Nearly thirty years later, my pre-internet brain is shared with my post internet brain.
Today as I walked around the park with my dog I came across a lot of young mums pushing their babies in their buggies. Ducks, swans, herons, cormorants, woodpeckers, parakeets, tits, a sly fox all totally ignored, bright orange and red crinkly leaves left underfoot and not kicked up in delight, squirrels left alone to squirrel their nuts. All the while the babies moaned and the mums listened to music or talked loudly into their hands-free sets.
The dog trod in a sticky pile of something and was covered in burrs, as I extricated them I realised my hand was covered in poo. I had my wellies on so climbed down the old roots of a tree into the stream and splashed about as I washed my hands, I dried them on a waxy leaf... much to the horror of a lady walking by who politely passed me a packet of disinfectant wipes.


Monday, 3 April 2017

The Emotional Exit.

Even the word is harsh - Brexit- it sounds tough on the tongue, an ugly word, brutal in pronunciation.
A politically emotional word, one that makes me flinch while others preen.
I think of Paris, the Paris of today as well as the Paris of my past, a visit on a school exchange aged 14, a romantic trip with my first real boyfriend, bomb blasts, carnage, heartbreak, tragedy.
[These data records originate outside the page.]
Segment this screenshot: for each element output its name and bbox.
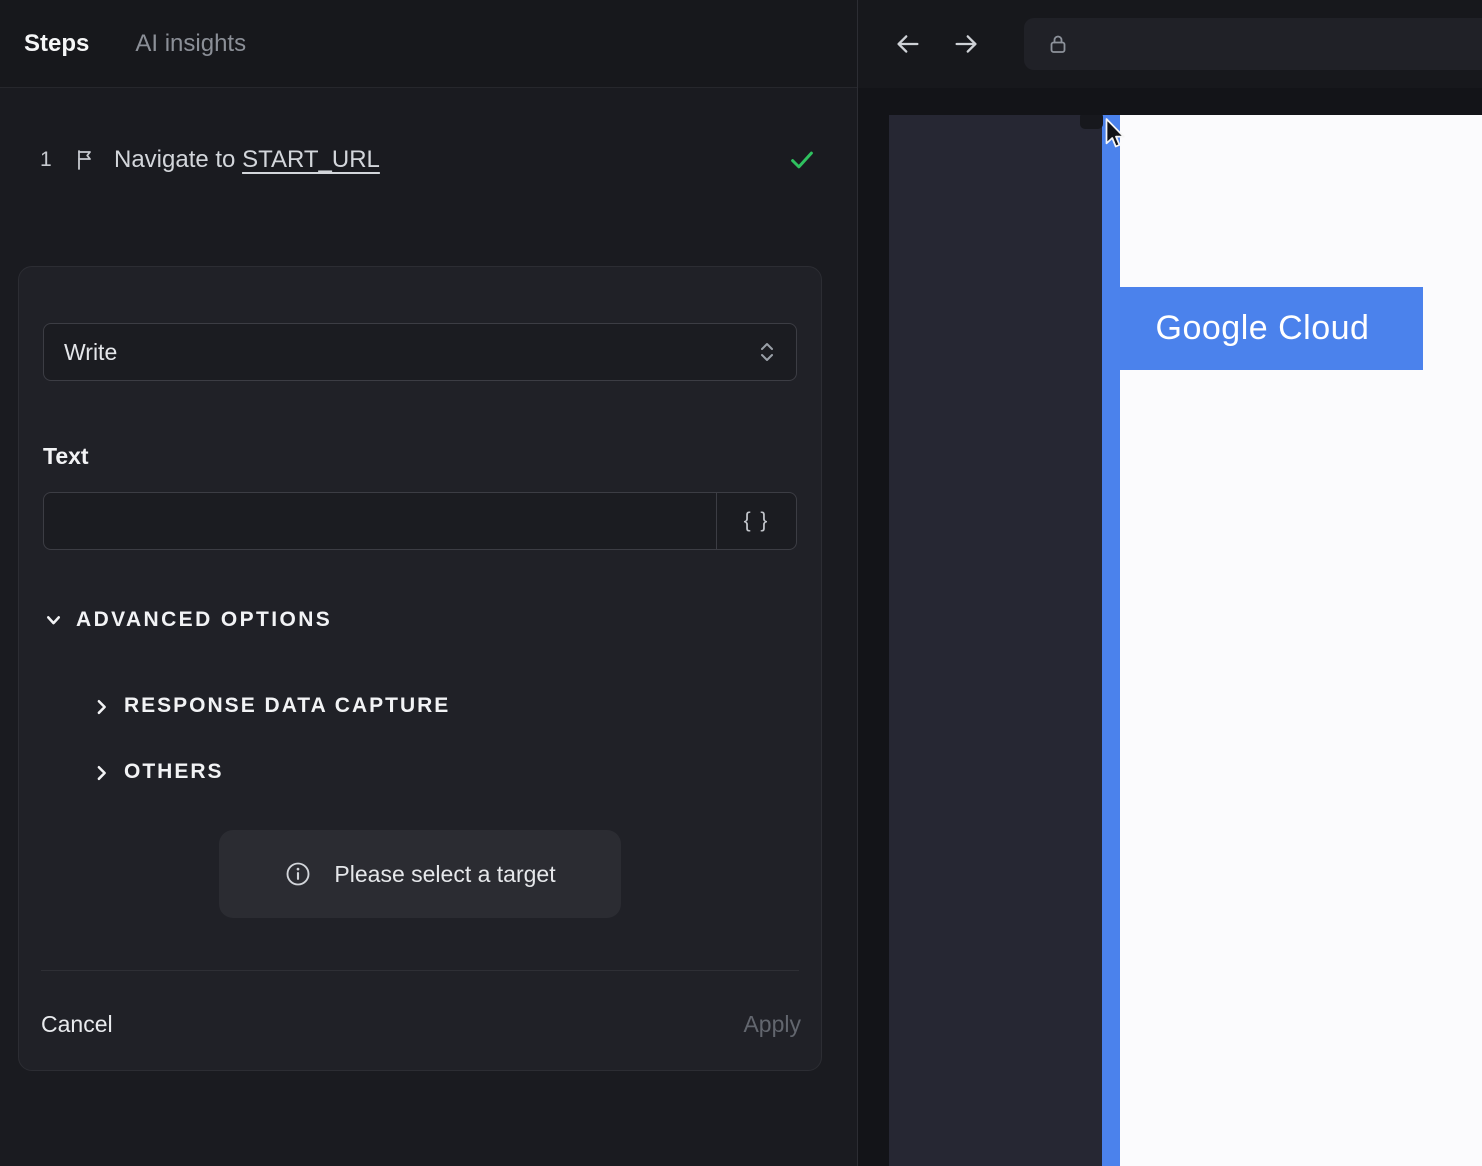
- cursor-icon: [1099, 116, 1129, 157]
- step-row[interactable]: 1 Navigate to START_URL: [40, 144, 817, 176]
- browser-preview-area: Google Cloud: [858, 88, 1482, 1166]
- chevron-up-down-icon: [758, 339, 776, 365]
- response-data-capture-toggle[interactable]: RESPONSE DATA CAPTURE: [91, 694, 797, 718]
- tab-steps[interactable]: Steps: [24, 30, 89, 58]
- panel-header: Steps AI insights: [0, 0, 857, 88]
- step-label: Navigate to START_URL: [114, 146, 380, 173]
- insert-variable-button[interactable]: { }: [716, 493, 796, 549]
- lock-icon: [1046, 32, 1070, 56]
- browser-panel: Google Cloud: [858, 0, 1482, 1166]
- url-bar[interactable]: [1024, 18, 1482, 70]
- chevron-right-icon: [91, 762, 112, 783]
- browser-topbar: [858, 0, 1482, 88]
- select-target-notice-text: Please select a target: [334, 860, 556, 887]
- editor-footer: Cancel Apply: [19, 971, 821, 1070]
- check-icon: [787, 145, 817, 175]
- step-number: 1: [40, 148, 52, 171]
- page-sidebar: [889, 115, 1102, 1166]
- advanced-options-toggle[interactable]: ADVANCED OPTIONS: [43, 608, 797, 632]
- advanced-options-label: ADVANCED OPTIONS: [76, 608, 333, 631]
- braces-icon: { }: [743, 509, 770, 532]
- cancel-button[interactable]: Cancel: [41, 1011, 113, 1038]
- response-data-capture-label: RESPONSE DATA CAPTURE: [124, 694, 451, 717]
- app-root: Steps AI insights 1 Navigate to START_UR…: [0, 0, 1482, 1166]
- others-toggle[interactable]: OTHERS: [91, 760, 797, 784]
- tab-ai-insights[interactable]: AI insights: [135, 30, 246, 58]
- text-input-group: { }: [43, 492, 797, 550]
- others-label: OTHERS: [124, 760, 224, 783]
- chevron-down-icon: [43, 610, 64, 631]
- select-target-notice: Please select a target: [219, 830, 621, 918]
- forward-arrow-icon[interactable]: [952, 30, 980, 58]
- google-cloud-header[interactable]: Google Cloud: [1102, 287, 1423, 370]
- element-highlight-stripe[interactable]: [1102, 115, 1120, 1166]
- flag-icon: [74, 148, 98, 172]
- step-editor-body: Write Text { } ADVANCED OPTIONS RESPONSE…: [19, 323, 821, 918]
- start-url-link[interactable]: START_URL: [242, 146, 380, 173]
- action-type-value: Write: [64, 338, 118, 365]
- page-viewport[interactable]: Google Cloud: [889, 115, 1482, 1166]
- chevron-right-icon: [91, 696, 112, 717]
- info-icon: [284, 860, 312, 888]
- action-type-select[interactable]: Write: [43, 323, 797, 381]
- back-arrow-icon[interactable]: [894, 30, 922, 58]
- steps-panel: Steps AI insights 1 Navigate to START_UR…: [0, 0, 858, 1166]
- text-field-label: Text: [43, 443, 89, 469]
- apply-button[interactable]: Apply: [743, 1011, 801, 1038]
- text-input[interactable]: [44, 493, 716, 549]
- step-editor-card: Write Text { } ADVANCED OPTIONS RESPONSE…: [18, 266, 822, 1071]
But I feel these feelings with a sense of love, a sense of comradeship. I think of Portugal and my first paintings inspired by the colours of the cliffs, the freezing sea, the wobbly restaurant attached to a rock face.Sardines on the beach and yellow houses. The quiet of the afternoon, the clanging of church bells.
I find it hard to believe that we are going to turn our backs on something so wonderful. Our friendship and alliance with Europe has brought us so much: sumptuous food, oozing garlic, red wine drunk in pavement cafes, rich aromatic coffee, gingham tablecloths, hams, croissants, pizza.
And then there is fashion, who remembers the dull high streets of the 1970's, Shoefayre being the highlight of a rainy Saturday afternoon.
When I think of Europe I see colour, bright reds, swirling skirts, lipstick on smiling mouths, The emerald green of a silk scarf caught in the breeze, shiny hair in curls, dancing. Happy waiters, surly waiters, petite waitresses standing to attention, fishermen clinging to steep vertical cliffs, eager for a fat fresh fish to take to market.
To me Europe means art, fashion, food and wine. sunshine and sea. Glamour.

I dearly hope our European neighbours will continue to open their doors and their hearts to us brutal Brits who have rudely dismissed the hospitality offered by our cousins abroad.